The hunger for competence, efficiency and efficacy often roars during the interview, but never in a detached way. Rachele doesn’t sound to be much affected by everyday life in Switzerland. In her words there’s an unsaid need of seeing things in their right place, so that all the rest can grow at its best. The global job in a green and privileged suburb of Europe offsets Milan weekends “where everything is more creative”, she says, and that wish for significance in positioning things extends to people too. First and foremost herself.

“When I started working at Medtronic my English was very weak, but despite this they chose me. In actual fact, it’s such an international environment that you end up speaking and thinking in whatever language you wish. Going from a local context to a global one was the real challenge, in terms of mindset. I used to get mid-of-the-day crises.” But Rachele’s hardest challenge was an altogether different one.

 

Just kids
“If you’d asked me this question years ago I’d have answered differently. Today though I’ll tell you the hardest challenge was motherhood. We resorted to artificial insemination, an amazing journey, difficult as well, that demands a lot from you, psychologically speaking. Faced with this experience, I put into perspective all that happened before, basically everything was small in comparison.”

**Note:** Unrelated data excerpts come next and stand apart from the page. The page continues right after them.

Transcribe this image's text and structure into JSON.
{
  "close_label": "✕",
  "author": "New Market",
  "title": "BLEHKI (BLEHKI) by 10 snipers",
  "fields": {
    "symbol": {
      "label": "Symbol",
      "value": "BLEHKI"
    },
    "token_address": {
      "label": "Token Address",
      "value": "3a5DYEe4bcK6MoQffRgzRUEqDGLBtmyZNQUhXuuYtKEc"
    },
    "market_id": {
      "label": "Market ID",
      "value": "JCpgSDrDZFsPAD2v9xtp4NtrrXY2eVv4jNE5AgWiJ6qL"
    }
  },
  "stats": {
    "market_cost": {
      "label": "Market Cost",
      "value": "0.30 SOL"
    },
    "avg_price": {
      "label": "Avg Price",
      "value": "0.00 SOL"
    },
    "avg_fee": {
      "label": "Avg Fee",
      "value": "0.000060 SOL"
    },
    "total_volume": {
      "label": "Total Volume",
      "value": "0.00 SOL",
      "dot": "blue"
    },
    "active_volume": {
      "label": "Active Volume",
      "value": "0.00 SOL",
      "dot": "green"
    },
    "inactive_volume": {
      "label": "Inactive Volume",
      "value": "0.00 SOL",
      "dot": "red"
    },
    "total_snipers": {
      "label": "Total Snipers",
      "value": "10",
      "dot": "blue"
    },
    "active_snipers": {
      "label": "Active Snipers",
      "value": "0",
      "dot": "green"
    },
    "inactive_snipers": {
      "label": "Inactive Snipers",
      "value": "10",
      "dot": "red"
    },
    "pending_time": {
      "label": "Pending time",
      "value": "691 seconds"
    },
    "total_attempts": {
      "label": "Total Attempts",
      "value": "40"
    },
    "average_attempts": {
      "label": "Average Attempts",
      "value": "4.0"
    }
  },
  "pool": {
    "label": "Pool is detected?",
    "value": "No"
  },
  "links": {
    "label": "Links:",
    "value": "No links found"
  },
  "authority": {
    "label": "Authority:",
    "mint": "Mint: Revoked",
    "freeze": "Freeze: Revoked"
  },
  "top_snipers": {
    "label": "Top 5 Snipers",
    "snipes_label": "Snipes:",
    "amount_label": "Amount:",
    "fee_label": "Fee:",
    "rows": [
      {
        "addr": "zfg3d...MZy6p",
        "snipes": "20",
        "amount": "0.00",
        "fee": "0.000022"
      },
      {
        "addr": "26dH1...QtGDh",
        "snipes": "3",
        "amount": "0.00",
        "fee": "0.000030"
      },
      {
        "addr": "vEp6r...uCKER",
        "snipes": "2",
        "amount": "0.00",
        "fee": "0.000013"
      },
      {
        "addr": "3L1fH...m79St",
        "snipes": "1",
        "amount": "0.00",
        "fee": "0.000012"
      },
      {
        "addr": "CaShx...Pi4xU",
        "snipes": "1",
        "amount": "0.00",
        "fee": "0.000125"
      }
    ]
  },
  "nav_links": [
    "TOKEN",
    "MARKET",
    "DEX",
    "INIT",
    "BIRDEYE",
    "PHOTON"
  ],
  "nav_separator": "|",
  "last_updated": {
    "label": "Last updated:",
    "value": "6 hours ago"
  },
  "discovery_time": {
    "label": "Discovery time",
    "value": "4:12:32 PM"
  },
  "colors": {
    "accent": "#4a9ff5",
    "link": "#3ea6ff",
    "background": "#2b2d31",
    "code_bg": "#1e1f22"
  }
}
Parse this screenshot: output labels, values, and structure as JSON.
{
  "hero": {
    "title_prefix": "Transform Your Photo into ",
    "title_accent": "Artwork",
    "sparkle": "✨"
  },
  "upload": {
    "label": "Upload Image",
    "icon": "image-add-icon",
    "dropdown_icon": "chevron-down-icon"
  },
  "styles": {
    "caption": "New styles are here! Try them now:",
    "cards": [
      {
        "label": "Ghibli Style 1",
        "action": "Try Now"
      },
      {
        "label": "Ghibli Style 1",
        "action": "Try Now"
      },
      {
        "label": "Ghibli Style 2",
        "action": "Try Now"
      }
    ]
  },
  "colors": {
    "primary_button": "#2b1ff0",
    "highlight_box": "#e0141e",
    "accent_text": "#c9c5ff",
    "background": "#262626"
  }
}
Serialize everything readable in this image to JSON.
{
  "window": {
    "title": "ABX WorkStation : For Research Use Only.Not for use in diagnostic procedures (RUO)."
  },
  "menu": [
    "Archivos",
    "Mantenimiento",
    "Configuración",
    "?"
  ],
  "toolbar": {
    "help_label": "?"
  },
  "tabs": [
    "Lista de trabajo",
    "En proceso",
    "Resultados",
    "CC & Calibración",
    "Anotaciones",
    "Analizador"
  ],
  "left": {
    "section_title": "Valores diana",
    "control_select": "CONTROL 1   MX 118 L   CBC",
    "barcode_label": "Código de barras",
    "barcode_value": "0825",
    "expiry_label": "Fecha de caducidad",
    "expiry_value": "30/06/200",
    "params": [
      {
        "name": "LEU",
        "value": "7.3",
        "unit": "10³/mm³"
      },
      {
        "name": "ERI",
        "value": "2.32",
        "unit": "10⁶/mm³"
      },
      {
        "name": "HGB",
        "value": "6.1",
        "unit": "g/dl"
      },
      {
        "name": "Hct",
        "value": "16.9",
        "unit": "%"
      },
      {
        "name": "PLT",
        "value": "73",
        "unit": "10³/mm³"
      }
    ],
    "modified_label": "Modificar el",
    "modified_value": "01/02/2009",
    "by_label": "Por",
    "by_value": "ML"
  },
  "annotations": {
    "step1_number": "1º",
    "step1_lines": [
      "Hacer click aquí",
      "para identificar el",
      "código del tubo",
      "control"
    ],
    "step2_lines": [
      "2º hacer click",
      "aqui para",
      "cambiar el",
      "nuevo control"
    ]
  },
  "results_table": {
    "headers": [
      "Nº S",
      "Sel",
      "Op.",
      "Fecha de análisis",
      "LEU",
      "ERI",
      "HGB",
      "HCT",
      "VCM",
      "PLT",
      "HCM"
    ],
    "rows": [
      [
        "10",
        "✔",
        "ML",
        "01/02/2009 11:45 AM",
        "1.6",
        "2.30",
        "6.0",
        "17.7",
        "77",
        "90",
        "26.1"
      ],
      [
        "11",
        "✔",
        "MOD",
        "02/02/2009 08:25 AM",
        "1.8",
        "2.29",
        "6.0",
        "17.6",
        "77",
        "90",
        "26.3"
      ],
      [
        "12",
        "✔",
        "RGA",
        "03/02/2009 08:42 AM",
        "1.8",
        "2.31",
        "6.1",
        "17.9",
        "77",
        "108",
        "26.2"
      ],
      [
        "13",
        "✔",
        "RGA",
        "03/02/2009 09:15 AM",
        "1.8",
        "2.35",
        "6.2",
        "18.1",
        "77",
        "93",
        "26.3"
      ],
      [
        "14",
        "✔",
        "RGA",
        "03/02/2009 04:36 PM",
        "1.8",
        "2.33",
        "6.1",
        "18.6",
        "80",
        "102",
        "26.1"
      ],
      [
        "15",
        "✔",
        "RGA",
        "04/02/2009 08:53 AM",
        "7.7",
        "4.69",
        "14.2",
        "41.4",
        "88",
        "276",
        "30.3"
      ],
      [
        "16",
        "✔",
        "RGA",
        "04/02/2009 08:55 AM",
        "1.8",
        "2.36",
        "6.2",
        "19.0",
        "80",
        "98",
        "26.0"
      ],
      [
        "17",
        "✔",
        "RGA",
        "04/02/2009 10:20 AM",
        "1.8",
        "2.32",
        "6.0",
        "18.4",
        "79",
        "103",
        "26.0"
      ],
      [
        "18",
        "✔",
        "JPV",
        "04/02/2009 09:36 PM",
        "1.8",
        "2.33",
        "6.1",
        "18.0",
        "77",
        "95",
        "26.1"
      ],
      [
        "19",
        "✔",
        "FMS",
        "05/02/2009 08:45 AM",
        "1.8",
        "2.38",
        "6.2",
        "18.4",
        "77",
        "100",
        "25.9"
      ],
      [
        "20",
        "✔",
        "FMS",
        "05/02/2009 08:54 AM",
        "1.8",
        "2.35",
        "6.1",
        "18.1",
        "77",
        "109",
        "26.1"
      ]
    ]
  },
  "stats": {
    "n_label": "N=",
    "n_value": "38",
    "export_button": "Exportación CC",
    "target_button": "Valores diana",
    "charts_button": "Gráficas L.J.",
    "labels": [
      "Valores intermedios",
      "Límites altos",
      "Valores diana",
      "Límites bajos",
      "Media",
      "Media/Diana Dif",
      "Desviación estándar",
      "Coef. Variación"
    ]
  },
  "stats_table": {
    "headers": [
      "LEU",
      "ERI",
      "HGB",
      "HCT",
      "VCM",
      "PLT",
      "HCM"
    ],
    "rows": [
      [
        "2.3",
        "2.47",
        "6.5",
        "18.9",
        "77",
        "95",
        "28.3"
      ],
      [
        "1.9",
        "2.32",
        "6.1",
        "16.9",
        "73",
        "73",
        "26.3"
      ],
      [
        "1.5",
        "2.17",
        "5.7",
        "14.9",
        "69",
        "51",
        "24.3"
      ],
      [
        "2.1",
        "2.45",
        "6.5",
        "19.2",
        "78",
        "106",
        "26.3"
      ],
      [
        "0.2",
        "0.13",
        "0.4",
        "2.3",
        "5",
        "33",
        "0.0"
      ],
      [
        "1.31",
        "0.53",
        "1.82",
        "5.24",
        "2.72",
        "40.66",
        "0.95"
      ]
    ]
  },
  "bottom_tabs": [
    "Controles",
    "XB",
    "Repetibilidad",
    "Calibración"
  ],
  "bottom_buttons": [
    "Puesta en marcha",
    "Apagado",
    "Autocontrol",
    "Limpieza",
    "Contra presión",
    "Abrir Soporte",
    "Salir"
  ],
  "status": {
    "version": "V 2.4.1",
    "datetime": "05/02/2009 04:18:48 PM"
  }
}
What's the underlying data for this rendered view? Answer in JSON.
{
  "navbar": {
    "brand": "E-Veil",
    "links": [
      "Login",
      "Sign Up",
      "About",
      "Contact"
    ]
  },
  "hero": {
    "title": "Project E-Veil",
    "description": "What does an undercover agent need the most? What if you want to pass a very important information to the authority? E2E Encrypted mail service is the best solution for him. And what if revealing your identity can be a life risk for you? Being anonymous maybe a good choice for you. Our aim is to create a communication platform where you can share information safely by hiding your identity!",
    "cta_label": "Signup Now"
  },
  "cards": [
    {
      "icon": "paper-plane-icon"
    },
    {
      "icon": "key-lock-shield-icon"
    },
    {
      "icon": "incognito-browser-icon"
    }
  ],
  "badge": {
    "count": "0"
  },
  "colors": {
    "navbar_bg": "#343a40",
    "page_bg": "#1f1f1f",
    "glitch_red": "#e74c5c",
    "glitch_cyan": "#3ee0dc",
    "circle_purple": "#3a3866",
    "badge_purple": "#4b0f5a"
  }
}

Little Riccardo was born nine months ago. His mom talks to him in Italian and she believes in the quality, rather than in the quantity of free time. “I’d like to imagine him with fewer language difficulties than me. That’s why I’m thinking about an international school for him. I’d like to give him the gift of the time one devotes to learning a foreign language to do something else. I dream he might have nice chats with his cousins, as they have American, Kazakh and British blood in their veins”.

The maternal report sounds as follows: Riccardo is a good boy, we’re very happy and everything is going well.

 

(Editor’s Note)
Faced with the choice between knowing how to do things and being able to do these things, Rachele goes for the former. “That’s what suits me best. I don’t think you ever end the journey. I’m a very concrete person: I’m inspired by people who can produce, words are not enough for me. I don’t know much about art, but I visit contemporary art fairs observing what’s tangible around me, and it’s so exciting.” The plumber is still missing, but I can easily figure out a dialogue during which she tries to unveil the craft’s mysteries.

 

A piece of advice to a student
“I’ve had interns, often from the London School of Economics. They’ve just graduated and they introduce themselves as Nobel prize-to-be. Then Italian newly graduated kids arrive. They’re not too good at marketing themselves, but you sense there’s experience there, and substance. Italian University curricula, at least in my field, are excellent, but what is lacking is they don’t teach you how to communicate and the soft skills, like they do in foreign programs. I mean: my six-year-old niece lives in Florida, she attends elementary school and she had to put together a bookmark. But first, they made her devise a business plan. It’s too much if you’re six, but it makes you realize how backwards we are as for these aspects. So, my suggestion is, spend time abroad. An Italian stomach with a good foreign diet, it rocks”.